Sergio Rodriguez
Sous Chef
Born in Guerrero, Mexico, Chef Sergio came to New York with the determination to build a better future for his family. He got his start as a dishwasher and methodically worked his way through every station in the kitchen — prep, salad, grill, hot line — learning by doing and absorbing knowledge from every chef he worked alongside.
His early career took shape in the kitchens of several influential restaurants, including America and Arizona 206, where he first met Executive Chef and Partner Andy D’Amico. Sergio then went on to hone his skills at Contrapunto and Commune before joining the opening team at Commissary, gaining experience in fine dining service and mastering the balance of precision, speed, and consistency.

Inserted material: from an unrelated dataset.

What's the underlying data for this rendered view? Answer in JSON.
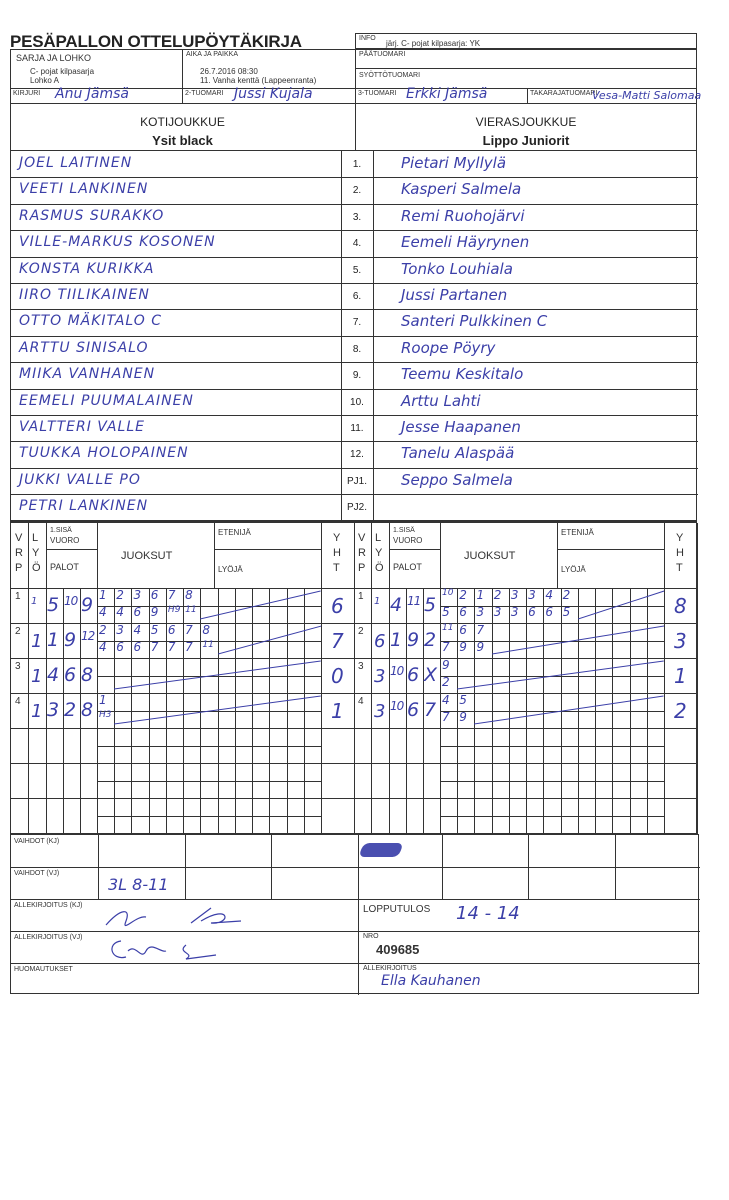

In 2003, Sergio reunited with Chef Andy to help open Nice Matin. More than two decades later, he remains a cornerstone of the restaurant, now leading the kitchen as Chef de Cuisine. He is guided by intuition and hands-on knowledge of every dish on the line. Mentors such as Chef Eric Starkman and Chef Andy have helped sharpen his palate and leadership style, encouraging him to trust his instincts and lead with empathy. He meets his team where they are, building strong, loyal relationships and creating an environment where people feel supported and motivated to grow.
Outside the kitchen, Sergio continues to study his craft, often reading culinary books and reflecting on how to bring his team closer together.